It was the day after it happened, the day after that God awful moment that went on for forever in her eyes. It wasn't that this was the first time it had happened or anything, sadly it had become a quite regular occurrence. One might even say that it was now a part of her routine, something unavoidable which she dutifully complied with whenever the need arose. But she sure as hell didn't enjoy it! It was quite possibly the worst 'accomplishment' that she had ever had the misfortune of bringing about for herself. And there was no way to stop it. No matter how much she craved to have it end once and for all there was no way in hell her wish would be granted. Not a million wishes on each and every one of the stars in the sky could garner her the desired outcome.

These negative thoughts attacked her mind as she laid curled in a ball on her pink bed, her usually clean kept brown hair splayed out on her pillow. To add to her look of dishevelment her face was caked with dirt, Capri's torn in places, and a few cuts graced her caramel skin. All this and more had sobs racking her small body as tears streamed down her face. She had been crying for an hour straight, having kept an eye on the digital clock by her bed all the while. Only she didn't give a damn. If her body willed it then she would keep on crying until the end of time. This was how far she'd spiraled in the past few months, ever since she opened herself up to him. He was the only person she trusted and he now held the prize of being the only person who could break her in but two words. 'Let's go.' That was all it took and she was ready to fall on her knees and scream.

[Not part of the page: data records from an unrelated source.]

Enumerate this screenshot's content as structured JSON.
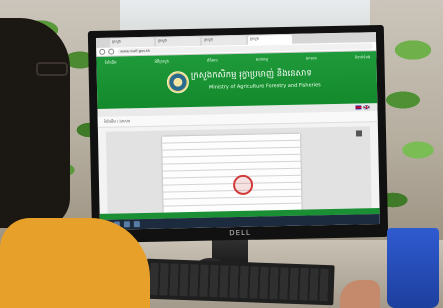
{
  "browser": {
    "tabs": [
      "ក្រសួង",
      "ក្រសួង",
      "ក្រសួង",
      "ក្រសួង"
    ],
    "url": "www.maff.gov.kh"
  },
  "site": {
    "nav": [
      "ទំព័រដើម",
      "អំពីក្រសួង",
      "ព័ត៌មាន",
      "សេវាកម្ម",
      "ឯកសារ",
      "ទំនាក់ទំនង"
    ],
    "title_km": "ក្រសួងកសិកម្ម រុក្ខាប្រមាញ់ និងនេសាទ",
    "title_en": "Ministry of Agriculture Forestry and Fisheries",
    "breadcrumb": "ទំព័រដើម / ឯកសារ"
  },
  "monitor": {
    "brand": "DELL"
  }
}
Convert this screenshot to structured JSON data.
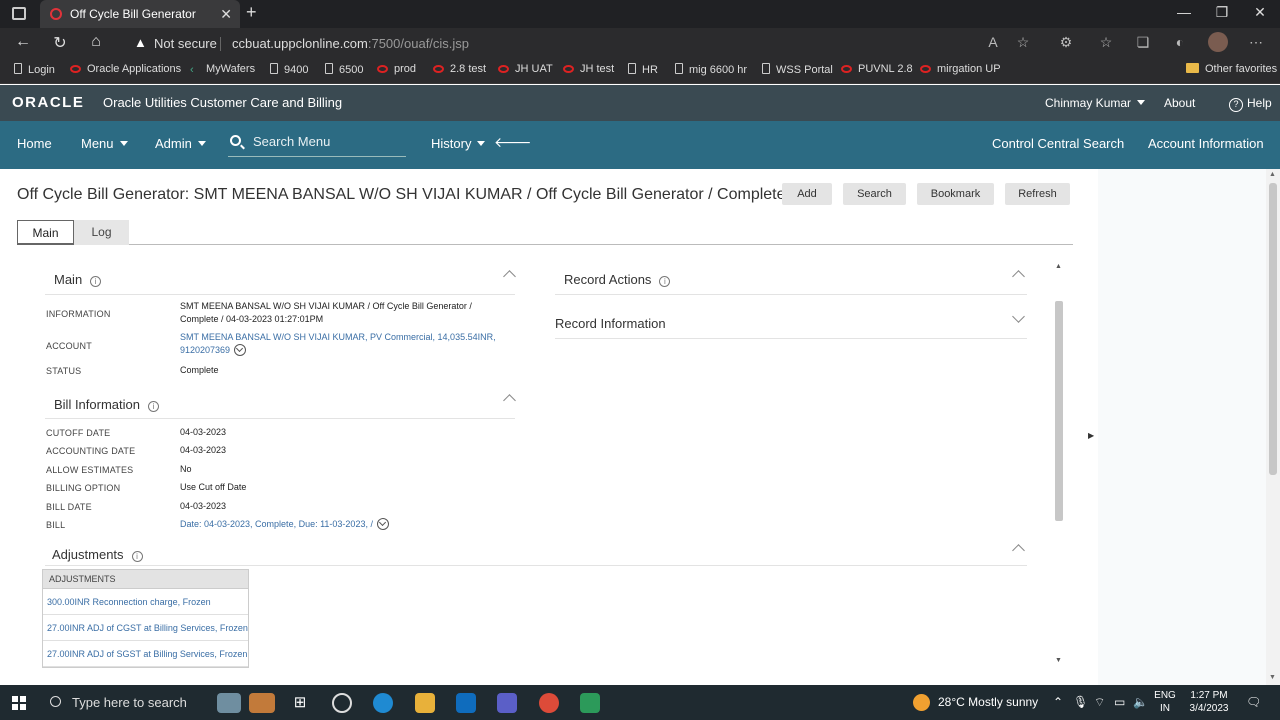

She let out a tortured moan at the very thought, bringing a trembling hand up to her face to gently touch her hairline. She needed to do it, it was something that was always done to her to calm her down by her mother and even him, back when he loved her. Still it wasn't enough, not this time. All it did was bring those horrid memories back to her full force. She was so jolted that she let out a sudden sharp breath as if the air had been knocked out of her from a blow. Only worse.

She was breathing rapidly now, trying her damn best to get her breathing back under control. It was such a strain that she found herself griping tight to her stomach with one hand and the sheets with the other. And before she knew it she was whimpering and whining again. She had quailed it thirty minutes ago after telling herself that he'd hear her if she was too loud. But her mind finally realized that this was a lie. As such there was no need to hide the pain.

"Honey!" she heard her mom's voice call. "Are you all right in there?" she sounded incredibly concerned, and Courtney was sure she was. But she couldn't tell her the truth. Because although many argue that the truth will set you free, it is not the case. To Courtney the truth would simply throw the key farther away, leaving her to be dragged deeper into her cage of darkness and despair.

That's why Courtney did as she always did when confronted. She drew in a deep, shaky breath, closed her eyes tight, and spoke as steadily as possible. "I'm fine mom!" she called back, choking back the sobs wedged in her throat.

There was hesitation on her mother's end. "Well...alright..." as she asked the question she had had her hand resting on the knob of the door, ready to enter in a moments notice. She even intended to do so without her daughters consent as well as if she were ok or not, but stopped herself. She couldn't do it. She'd hated it when her own mother had done the same and as such avoided falling into her pattern of thinking. So with a soft sigh she released the knob and slowly turned away from her daughter's room. It was then, as she walked down the flight of stairs leading first to the living room before she could enter the kitchen, that she found herself frowning slightly. She wondered what in the world was happening to her precious baby girl. She was no longer the bright, peppy girl she thought she knew. She had become someone foreign. So not her daughter.

Courtney listened to the steady beat of her mother's footsteps on the creaky hall floor and stairs until she was in the kitchen, where Courtney knew was the only place in the house she wouldn't be able to hear her mother's movements. Similar was the fact that her mother would be unable to hear her move around in her own room. It wasn't that her floor was squeak-free, but it was close. Close enough for Courtney's liking anyway. Yet for a time she refrained from moving. Her body was still sore and she wasn't to keen on enduring any more pain. And that's why she was about to do what she thought was the only cure. She planned it weeks ago, fed up even then, but she was too scared to go through with it. Every time she was given the perfect opportunity her nerves acted up like nothing else, heart beat a million miles an hour, and she collapsed to the floor. She was so inefficient that it was no wonder all this shit was happening to her.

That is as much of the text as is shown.